Last week, Mario Draghi won a second confidence motion, but lost the support of three of the parties supporting his coalition – the M5S, Forza Italia and the League – which prompted him to visit the president again, to reiterate his request to resign. This was then accepted, leading to the calling of snap elections.

For now, Draghi remains ‘at the helm’ and has said “Italy has everything (needed) to be strong, authoritative, credible” in the world (…) “let’s get back to work”.

EU accession of Albania and North Macedonia “crucial to European Security”

Gomes Cravinho has stressed that accession to the European Union of countries like Albania and North Macedonia is “very important for the security architecture of the whole of Europe” and that Portugal can help them in the formal talks that have now started.

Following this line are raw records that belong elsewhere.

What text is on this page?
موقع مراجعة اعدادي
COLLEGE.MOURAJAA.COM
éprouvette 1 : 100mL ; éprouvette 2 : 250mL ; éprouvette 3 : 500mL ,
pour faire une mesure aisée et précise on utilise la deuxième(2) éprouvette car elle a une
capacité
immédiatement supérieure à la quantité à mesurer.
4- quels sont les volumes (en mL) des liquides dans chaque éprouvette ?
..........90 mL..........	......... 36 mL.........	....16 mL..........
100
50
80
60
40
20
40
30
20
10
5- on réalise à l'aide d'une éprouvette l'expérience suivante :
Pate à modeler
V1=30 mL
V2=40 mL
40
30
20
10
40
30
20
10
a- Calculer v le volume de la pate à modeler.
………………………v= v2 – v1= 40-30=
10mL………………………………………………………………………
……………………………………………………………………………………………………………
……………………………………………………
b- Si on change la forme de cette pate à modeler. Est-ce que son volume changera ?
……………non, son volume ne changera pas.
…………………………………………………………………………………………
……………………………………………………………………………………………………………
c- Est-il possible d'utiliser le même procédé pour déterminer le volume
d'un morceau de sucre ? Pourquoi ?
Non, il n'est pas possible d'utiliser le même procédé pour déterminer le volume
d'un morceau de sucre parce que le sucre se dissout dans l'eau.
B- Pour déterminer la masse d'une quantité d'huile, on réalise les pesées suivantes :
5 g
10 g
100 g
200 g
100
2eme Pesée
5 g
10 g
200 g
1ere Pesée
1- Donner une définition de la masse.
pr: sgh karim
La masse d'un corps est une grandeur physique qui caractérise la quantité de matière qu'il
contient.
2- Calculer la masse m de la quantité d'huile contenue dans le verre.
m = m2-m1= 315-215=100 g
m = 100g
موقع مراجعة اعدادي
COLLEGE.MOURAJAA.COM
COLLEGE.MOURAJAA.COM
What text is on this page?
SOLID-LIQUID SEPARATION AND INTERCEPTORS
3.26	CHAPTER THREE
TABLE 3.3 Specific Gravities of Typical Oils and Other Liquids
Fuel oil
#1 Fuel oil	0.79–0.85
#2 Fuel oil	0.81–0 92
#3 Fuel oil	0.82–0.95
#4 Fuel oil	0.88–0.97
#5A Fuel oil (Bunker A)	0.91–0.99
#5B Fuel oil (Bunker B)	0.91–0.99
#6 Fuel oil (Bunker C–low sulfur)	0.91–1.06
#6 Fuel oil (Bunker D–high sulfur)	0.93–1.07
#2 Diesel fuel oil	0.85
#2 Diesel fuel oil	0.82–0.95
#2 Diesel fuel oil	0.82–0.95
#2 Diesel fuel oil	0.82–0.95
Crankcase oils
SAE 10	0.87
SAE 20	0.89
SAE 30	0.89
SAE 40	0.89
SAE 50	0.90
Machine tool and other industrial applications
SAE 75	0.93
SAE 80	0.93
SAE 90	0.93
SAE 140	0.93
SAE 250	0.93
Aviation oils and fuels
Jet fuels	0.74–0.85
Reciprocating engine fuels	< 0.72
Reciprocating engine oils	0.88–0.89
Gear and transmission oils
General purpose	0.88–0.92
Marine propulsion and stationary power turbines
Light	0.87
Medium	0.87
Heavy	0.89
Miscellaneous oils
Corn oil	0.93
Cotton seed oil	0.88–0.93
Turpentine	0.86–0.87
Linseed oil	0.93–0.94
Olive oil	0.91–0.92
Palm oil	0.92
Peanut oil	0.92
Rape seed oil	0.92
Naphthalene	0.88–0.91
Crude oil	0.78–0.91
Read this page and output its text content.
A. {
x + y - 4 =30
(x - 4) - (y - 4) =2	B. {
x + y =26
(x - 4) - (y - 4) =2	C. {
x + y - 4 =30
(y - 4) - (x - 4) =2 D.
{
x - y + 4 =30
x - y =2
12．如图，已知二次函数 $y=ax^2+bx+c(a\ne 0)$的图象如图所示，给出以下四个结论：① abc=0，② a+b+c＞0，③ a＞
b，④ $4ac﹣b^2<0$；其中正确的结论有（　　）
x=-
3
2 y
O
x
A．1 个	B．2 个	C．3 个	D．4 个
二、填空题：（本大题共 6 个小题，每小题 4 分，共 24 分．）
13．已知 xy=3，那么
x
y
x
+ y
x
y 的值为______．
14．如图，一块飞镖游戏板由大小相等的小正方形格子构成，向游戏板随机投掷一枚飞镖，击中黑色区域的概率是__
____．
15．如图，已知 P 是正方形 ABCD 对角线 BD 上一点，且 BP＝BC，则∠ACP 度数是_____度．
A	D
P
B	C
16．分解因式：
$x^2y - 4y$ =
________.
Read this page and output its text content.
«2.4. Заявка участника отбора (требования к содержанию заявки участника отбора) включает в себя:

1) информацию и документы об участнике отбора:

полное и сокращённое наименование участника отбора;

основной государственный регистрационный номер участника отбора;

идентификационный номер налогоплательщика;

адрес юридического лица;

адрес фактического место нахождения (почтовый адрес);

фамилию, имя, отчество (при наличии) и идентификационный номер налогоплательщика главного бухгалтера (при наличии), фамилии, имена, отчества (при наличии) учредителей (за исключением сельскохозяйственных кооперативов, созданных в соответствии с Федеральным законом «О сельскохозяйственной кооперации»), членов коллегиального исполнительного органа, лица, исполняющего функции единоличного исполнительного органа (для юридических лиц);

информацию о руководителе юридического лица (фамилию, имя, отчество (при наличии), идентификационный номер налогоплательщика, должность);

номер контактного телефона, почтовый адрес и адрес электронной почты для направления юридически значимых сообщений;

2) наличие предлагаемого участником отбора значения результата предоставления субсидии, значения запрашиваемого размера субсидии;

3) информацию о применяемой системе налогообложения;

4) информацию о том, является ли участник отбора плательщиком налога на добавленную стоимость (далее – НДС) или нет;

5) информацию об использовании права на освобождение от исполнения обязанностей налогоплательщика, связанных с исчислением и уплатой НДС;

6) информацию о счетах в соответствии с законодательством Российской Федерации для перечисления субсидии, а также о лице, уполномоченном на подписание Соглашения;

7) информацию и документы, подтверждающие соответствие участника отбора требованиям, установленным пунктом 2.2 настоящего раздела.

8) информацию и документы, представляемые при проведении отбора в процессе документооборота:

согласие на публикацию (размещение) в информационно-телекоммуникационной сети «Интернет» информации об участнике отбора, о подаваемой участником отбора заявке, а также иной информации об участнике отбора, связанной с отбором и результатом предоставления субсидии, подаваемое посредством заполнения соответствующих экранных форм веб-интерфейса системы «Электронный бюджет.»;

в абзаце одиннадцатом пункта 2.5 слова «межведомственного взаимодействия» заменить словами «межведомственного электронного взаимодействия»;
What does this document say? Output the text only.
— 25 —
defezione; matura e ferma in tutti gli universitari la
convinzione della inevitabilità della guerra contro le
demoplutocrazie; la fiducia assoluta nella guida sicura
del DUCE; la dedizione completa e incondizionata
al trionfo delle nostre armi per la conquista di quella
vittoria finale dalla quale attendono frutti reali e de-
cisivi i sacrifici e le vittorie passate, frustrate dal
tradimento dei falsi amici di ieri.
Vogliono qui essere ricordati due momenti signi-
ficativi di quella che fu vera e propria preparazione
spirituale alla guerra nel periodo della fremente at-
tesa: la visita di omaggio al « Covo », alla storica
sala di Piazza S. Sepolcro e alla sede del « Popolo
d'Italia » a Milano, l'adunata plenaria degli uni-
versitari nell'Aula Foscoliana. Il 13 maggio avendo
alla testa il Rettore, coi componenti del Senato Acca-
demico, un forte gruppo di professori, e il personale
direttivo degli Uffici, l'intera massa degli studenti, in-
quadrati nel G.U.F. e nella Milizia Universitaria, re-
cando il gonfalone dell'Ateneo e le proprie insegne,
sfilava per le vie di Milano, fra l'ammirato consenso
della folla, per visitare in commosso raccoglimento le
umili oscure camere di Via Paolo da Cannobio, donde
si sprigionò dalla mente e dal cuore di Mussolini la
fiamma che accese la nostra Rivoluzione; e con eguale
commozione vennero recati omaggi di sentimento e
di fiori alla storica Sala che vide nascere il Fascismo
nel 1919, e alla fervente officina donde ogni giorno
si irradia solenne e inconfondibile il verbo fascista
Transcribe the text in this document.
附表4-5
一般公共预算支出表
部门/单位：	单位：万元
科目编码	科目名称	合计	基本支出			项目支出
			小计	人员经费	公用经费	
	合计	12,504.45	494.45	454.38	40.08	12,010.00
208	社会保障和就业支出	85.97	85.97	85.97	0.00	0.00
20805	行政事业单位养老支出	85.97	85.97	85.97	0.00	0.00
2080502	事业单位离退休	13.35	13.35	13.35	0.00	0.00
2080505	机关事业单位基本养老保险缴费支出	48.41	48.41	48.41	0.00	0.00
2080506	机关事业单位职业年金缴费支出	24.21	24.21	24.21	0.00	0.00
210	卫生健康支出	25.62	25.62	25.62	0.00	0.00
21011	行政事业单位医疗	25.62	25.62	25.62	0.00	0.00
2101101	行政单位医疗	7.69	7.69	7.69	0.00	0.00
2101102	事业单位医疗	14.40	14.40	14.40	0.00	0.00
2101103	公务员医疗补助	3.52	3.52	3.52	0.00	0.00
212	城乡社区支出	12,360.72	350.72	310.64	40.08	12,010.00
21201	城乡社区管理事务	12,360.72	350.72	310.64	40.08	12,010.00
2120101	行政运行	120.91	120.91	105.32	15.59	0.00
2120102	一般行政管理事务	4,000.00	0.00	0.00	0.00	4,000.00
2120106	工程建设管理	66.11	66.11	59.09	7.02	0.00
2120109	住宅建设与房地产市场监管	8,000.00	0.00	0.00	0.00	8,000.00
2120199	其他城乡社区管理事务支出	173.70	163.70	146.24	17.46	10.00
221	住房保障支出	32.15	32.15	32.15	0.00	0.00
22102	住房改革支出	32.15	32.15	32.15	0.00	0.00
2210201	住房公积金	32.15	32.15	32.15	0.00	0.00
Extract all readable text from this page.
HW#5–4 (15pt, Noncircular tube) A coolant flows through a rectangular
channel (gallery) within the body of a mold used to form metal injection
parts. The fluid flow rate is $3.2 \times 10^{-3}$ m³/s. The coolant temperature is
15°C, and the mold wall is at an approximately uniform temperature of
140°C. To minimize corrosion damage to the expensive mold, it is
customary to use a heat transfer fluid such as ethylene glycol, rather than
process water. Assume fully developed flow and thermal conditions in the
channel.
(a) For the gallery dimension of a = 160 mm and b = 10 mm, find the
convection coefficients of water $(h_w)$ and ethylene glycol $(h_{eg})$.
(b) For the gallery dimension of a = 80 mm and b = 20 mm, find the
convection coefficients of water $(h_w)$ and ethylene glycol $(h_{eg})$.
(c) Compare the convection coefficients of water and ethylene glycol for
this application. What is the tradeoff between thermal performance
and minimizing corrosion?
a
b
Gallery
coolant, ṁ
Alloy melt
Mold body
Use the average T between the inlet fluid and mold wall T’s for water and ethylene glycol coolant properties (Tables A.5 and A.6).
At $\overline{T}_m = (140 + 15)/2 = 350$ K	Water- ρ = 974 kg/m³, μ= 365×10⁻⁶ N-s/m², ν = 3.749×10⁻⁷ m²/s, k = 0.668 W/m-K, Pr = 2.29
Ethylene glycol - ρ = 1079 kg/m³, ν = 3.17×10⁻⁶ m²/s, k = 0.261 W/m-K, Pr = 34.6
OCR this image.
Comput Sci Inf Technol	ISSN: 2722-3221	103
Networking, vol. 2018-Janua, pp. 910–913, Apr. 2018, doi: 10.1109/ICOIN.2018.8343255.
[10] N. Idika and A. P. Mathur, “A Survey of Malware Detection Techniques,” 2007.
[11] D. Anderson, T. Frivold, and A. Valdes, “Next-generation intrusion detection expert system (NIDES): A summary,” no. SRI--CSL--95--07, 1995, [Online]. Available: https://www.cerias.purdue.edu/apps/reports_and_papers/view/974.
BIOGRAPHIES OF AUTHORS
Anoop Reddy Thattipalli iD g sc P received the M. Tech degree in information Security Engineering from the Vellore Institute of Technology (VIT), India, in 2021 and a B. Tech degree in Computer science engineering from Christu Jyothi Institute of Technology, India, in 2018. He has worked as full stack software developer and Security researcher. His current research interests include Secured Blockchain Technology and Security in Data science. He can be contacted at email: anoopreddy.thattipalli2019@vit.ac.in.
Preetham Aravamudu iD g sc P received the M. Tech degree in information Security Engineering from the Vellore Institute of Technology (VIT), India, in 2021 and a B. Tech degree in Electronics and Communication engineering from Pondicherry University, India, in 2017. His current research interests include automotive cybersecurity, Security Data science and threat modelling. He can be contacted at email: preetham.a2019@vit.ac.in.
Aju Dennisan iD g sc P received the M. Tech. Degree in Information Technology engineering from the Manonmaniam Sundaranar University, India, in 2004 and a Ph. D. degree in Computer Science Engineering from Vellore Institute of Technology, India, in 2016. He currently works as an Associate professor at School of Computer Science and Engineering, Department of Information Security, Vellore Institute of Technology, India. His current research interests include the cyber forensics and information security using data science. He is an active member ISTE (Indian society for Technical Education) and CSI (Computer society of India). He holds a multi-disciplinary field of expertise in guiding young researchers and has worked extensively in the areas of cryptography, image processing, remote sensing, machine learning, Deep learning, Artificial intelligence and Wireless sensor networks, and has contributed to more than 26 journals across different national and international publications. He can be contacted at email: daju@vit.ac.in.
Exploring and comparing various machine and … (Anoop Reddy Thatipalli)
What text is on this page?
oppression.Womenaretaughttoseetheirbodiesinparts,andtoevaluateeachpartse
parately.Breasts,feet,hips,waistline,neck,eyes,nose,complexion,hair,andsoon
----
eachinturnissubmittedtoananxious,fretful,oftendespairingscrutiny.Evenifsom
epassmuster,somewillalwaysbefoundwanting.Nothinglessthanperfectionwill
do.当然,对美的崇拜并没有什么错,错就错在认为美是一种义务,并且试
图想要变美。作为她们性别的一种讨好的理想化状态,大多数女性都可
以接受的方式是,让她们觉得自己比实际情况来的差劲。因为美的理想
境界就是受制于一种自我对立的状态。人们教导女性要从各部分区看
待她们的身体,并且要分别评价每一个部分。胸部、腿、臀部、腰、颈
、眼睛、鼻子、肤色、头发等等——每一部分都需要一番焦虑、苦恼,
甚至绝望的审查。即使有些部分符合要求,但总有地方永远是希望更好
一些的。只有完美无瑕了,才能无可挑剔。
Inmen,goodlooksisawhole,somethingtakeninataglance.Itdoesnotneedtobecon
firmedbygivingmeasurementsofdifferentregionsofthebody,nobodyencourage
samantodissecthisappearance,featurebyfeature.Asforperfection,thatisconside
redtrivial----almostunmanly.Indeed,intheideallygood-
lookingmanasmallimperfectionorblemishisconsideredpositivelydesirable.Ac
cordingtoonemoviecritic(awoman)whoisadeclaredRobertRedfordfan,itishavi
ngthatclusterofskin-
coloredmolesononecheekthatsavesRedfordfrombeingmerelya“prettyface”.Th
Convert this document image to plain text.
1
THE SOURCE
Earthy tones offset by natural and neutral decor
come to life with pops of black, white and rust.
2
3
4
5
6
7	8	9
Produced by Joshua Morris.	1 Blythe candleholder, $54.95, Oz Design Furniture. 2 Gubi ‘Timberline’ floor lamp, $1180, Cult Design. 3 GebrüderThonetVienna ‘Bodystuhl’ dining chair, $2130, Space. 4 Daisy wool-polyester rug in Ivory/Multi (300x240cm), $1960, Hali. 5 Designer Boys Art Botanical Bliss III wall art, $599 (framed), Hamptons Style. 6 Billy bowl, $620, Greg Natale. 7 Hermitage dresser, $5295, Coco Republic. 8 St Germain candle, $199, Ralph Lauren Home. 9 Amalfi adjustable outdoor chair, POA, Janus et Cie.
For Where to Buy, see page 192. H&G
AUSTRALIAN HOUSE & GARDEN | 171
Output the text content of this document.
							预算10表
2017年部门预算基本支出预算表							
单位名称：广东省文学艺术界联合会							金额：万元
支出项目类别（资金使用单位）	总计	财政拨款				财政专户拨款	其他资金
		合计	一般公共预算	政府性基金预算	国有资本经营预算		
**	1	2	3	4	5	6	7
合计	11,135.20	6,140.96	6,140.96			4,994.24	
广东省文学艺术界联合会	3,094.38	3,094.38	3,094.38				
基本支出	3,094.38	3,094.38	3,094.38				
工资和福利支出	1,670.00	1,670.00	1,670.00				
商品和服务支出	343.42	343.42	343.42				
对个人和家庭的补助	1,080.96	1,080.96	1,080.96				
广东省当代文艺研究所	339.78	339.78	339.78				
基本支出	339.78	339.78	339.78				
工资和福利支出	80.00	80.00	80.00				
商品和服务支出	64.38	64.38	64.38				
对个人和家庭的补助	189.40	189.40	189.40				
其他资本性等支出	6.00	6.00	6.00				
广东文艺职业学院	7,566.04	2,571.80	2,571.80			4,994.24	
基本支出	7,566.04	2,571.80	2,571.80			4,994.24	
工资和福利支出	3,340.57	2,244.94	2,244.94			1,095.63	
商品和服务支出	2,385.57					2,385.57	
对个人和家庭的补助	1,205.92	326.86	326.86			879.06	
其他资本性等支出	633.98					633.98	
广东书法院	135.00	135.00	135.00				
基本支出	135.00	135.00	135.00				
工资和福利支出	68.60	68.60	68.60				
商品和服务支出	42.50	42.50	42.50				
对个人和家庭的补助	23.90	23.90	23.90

“The accession of these two countries, but also Montenegro, is very important for the stability of the whole region, and the stability of the region is very important for the security architecture of the whole of Europe,” he told Lusa, after a two-day visit to the two countries, both of which have begun formal negotiations to join the EU.

Gomes Cravinho said EU expansion in the Balkan region represents not only the “enlargement of an economic arrangement, but something that is a geopolitical progress for the EU and also for Portugal.

The EU on 19 July launched formal accession negotiations with North Macedonia and Albania, with what the European Commission described as a “historic moment” marked in a ceremony in Brussels attended by the president of the commission, Ursula von der Leyen, and the prime ministers of the two candidate countries.

The opening of the negotiations, for which the governments in Skopje and Tirana had long been waiting, came after North Macedonia on July 17 signed a bilateral agreement with Bulgaria, so breaking the long-standing deadlock that had also delayed the start of talks with Albania. The following day, the EU’s 27 member governments gave the green light for the first intergovernmental meetings, which were held on July 19 in Brussels.

According to Gomes Cravinho, while the two applications differ, there are “successful multi-ethnic democracies” in both countries.

“In the case of North Macedonia, a country that has several minorities, it has an Albanian, Serb, Bulgarian and Croatian minority and manages, through the political system, to develop a mechanism for peaceful coexistence, which I think is an excellent example for the rest of the region,” he said.

He stressed the two countries will now enter “a first phase of very intense negotiations” and that he had passed on to both governments Portugal’s willingness to support them in this.

“The signal I wanted to give is that Portugal is available to support (them) politically, but also to give something of our experience in these accession negotiations, and of our experience also of life within the EU, to help the process,” he said.